If you have a little kid and are generally pretty nice to the employee in the game and your kid doesn’t win, most of us will generally be really nice and let them try again for free or give them some smaller plush for trying.
No, we cannot sell giant plush to you, stop asking.
Yes, we really do have cameras in all the games and they do work. Seriously, we cannot sell anything to you or give you something for free.
The 3-point challenge at any Cedar Fair park is completely winnable, I’ve seen it done.
Management (unless your in a ‘leadership’ position) will hate you, it’s just a fact you have to face.

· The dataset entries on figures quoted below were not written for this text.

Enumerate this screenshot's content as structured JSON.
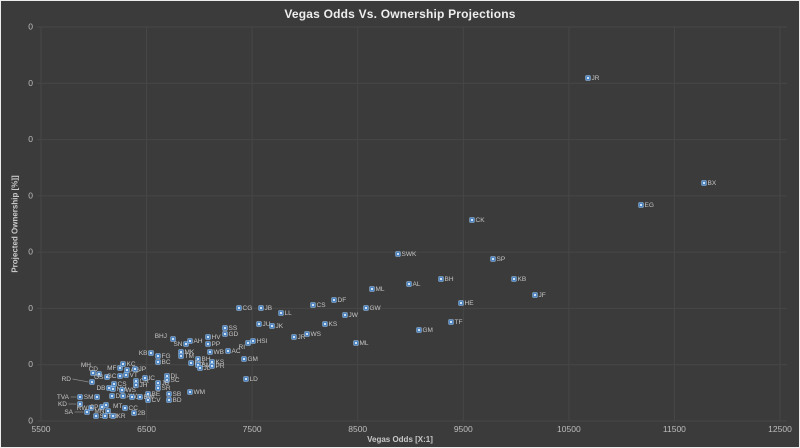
{
  "colors": {
    "background": "#3b3b3b",
    "border": "#ededed",
    "gridline": "#474747",
    "axis_text": "#bdbdbd",
    "title_text": "#eeeeee",
    "axis_title_text": "#c8c8c8",
    "marker_fill": "#4f86c6",
    "marker_edge": "#9fc5e8",
    "marker_core": "#cfe2f3",
    "point_label_text": "#c6c6c6",
    "leader_line": "#8f8f8f"
  },
  "chart_data": {
    "type": "scatter",
    "title": "Vegas Odds Vs. Ownership Projections",
    "xlabel": "Vegas Odds [X:1]",
    "ylabel": "Projected Ownership [%]]",
    "grid": true,
    "legend": "none",
    "x_axis": {
      "ticks": [
        5500,
        6500,
        7500,
        8500,
        9500,
        10500,
        11500,
        12500
      ],
      "range": [
        5500,
        12500
      ]
    },
    "y_axis": {
      "tick_labels": [
        "0",
        "0",
        "0",
        "0",
        "0",
        "0",
        "0",
        "0"
      ]
    },
    "point_format": "[label, x_px, y_px, anchor('s'=label right,'e'=label left), label_x_px?, label_y_px?, leader_line?]",
    "x_px_to_odds": "odds = 5500 + (x_px - 40) * 7000 / 739",
    "points": [
      [
        "JR",
        587,
        77,
        "s"
      ],
      [
        "BX",
        703,
        182,
        "s"
      ],
      [
        "EG",
        640,
        204,
        "s"
      ],
      [
        "CK",
        471,
        219,
        "s"
      ],
      [
        "SWK",
        397,
        253,
        "s"
      ],
      [
        "SP",
        492,
        258,
        "s"
      ],
      [
        "BH",
        440,
        278,
        "s"
      ],
      [
        "KB",
        513,
        278,
        "s"
      ],
      [
        "AL",
        408,
        283,
        "s"
      ],
      [
        "ML",
        371,
        288,
        "s"
      ],
      [
        "JF",
        534,
        294,
        "s"
      ],
      [
        "HE",
        460,
        302,
        "s"
      ],
      [
        "TF",
        450,
        321,
        "s"
      ],
      [
        "GM",
        418,
        329,
        "s"
      ],
      [
        "DF",
        333,
        299,
        "s"
      ],
      [
        "CS",
        312,
        304,
        "s"
      ],
      [
        "GW",
        365,
        307,
        "s"
      ],
      [
        "JW",
        344,
        314,
        "s"
      ],
      [
        "CG",
        238,
        307,
        "s"
      ],
      [
        "JB",
        260,
        307,
        "s"
      ],
      [
        "LL",
        280,
        312,
        "s"
      ],
      [
        "JU",
        258,
        323,
        "s"
      ],
      [
        "JK",
        271,
        325,
        "s"
      ],
      [
        "KS",
        324,
        323,
        "s"
      ],
      [
        "WS",
        306,
        333,
        "s"
      ],
      [
        "JR",
        293,
        336,
        "s"
      ],
      [
        "ML",
        355,
        342,
        "s"
      ],
      [
        "LD",
        245,
        378,
        "s"
      ],
      [
        "WM",
        189,
        391,
        "s"
      ],
      [
        "SS",
        224,
        327,
        "s"
      ],
      [
        "GD",
        224,
        333,
        "s"
      ],
      [
        "BHJ",
        172,
        338,
        "e",
        166,
        335
      ],
      [
        "SN",
        185,
        343,
        "e"
      ],
      [
        "AH",
        189,
        340,
        "s"
      ],
      [
        "HV",
        207,
        336,
        "s"
      ],
      [
        "PP",
        207,
        343,
        "s"
      ],
      [
        "WB",
        209,
        351,
        "s"
      ],
      [
        "AC",
        227,
        350,
        "s"
      ],
      [
        "RI",
        247,
        342,
        "e",
        244,
        346
      ],
      [
        "HSI",
        252,
        340,
        "s"
      ],
      [
        "GM",
        243,
        358,
        "s"
      ],
      [
        "MK",
        180,
        351,
        "s"
      ],
      [
        "TM",
        180,
        355,
        "s"
      ],
      [
        "KB",
        150,
        352,
        "e"
      ],
      [
        "FG",
        157,
        355,
        "s"
      ],
      [
        "BC",
        157,
        361,
        "s"
      ],
      [
        "BH",
        197,
        358,
        "s"
      ],
      [
        "RH",
        190,
        362,
        "s"
      ],
      [
        "BM",
        197,
        364,
        "s"
      ],
      [
        "KS",
        211,
        361,
        "s"
      ],
      [
        "PR",
        211,
        365,
        "s"
      ],
      [
        "JL",
        199,
        367,
        "s"
      ],
      [
        "MH",
        92,
        372,
        "e",
        90,
        364
      ],
      [
        "CD",
        98,
        373,
        "e",
        97,
        368
      ],
      [
        "RD",
        91,
        381,
        "e",
        70,
        378,
        1
      ],
      [
        "OS",
        106,
        376,
        "e"
      ],
      [
        "MF",
        119,
        367,
        "e"
      ],
      [
        "KC",
        122,
        363,
        "s"
      ],
      [
        "AG",
        126,
        369,
        "s"
      ],
      [
        "VT",
        125,
        374,
        "s"
      ],
      [
        "JP",
        134,
        368,
        "s"
      ],
      [
        "GC",
        119,
        375,
        "e"
      ],
      [
        "DB",
        108,
        387,
        "e"
      ],
      [
        "CS",
        113,
        383,
        "s"
      ],
      [
        "NM",
        112,
        388,
        "s"
      ],
      [
        "WS",
        121,
        389,
        "s"
      ],
      [
        "CR",
        135,
        380,
        "s"
      ],
      [
        "JH",
        135,
        384,
        "s"
      ],
      [
        "IC",
        144,
        377,
        "s"
      ],
      [
        "DL",
        166,
        375,
        "s"
      ],
      [
        "SC",
        166,
        379,
        "s"
      ],
      [
        "JB",
        157,
        382,
        "s"
      ],
      [
        "SR",
        157,
        387,
        "s"
      ],
      [
        "SB",
        168,
        393,
        "s"
      ],
      [
        "BD",
        168,
        399,
        "s"
      ],
      [
        "BE",
        147,
        393,
        "s"
      ],
      [
        "CV",
        147,
        399,
        "s"
      ],
      [
        "DH",
        111,
        395,
        "s"
      ],
      [
        "AW",
        122,
        395,
        "s"
      ],
      [
        "JB",
        131,
        396,
        "s"
      ],
      [
        "BW",
        139,
        396,
        "s"
      ],
      [
        "SM",
        96,
        396,
        "e"
      ],
      [
        "TVA",
        79,
        396,
        "e",
        68,
        396,
        1
      ],
      [
        "KD",
        79,
        403,
        "e",
        66,
        403,
        1
      ],
      [
        "SA",
        86,
        411,
        "e",
        72,
        411,
        1
      ],
      [
        "RW",
        90,
        407,
        "e"
      ],
      [
        "CP",
        101,
        406,
        "e"
      ],
      [
        "MN",
        107,
        410,
        "e"
      ],
      [
        "MT",
        105,
        404,
        "s",
        112,
        405
      ],
      [
        "CC",
        124,
        407,
        "s"
      ],
      [
        "2B",
        133,
        412,
        "s"
      ],
      [
        "SL",
        95,
        415,
        "s"
      ],
      [
        "RB",
        104,
        415,
        "s"
      ],
      [
        "KR",
        112,
        415,
        "s"
      ]
    ]
  }
}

It is actually ridiculously hard to fire bad employees, I have no idea why, but it took us three months to fire someone who was tardy literally every single day (by at least an hour) and sometimes never showed up for a shift.
Red means stop, red tags are jailbait. A red tag is any employee between 15 or 14 years old.
Eat before you get there. The food is crap and where it’s made is even worse. You can also leave and come back and just pay for parking again, it’s way better than getting terrible, overpriced food.
The Prowler, Mamba, and Monsoon are the best rides in the park and the only ones that don’t break down at the drop of a dime.
If you have a friend that works at the park and is willing to do so, have them use your vehicle information for an additional employee parking pass (you get an extra for free). This plus a season pass equals extra savings.”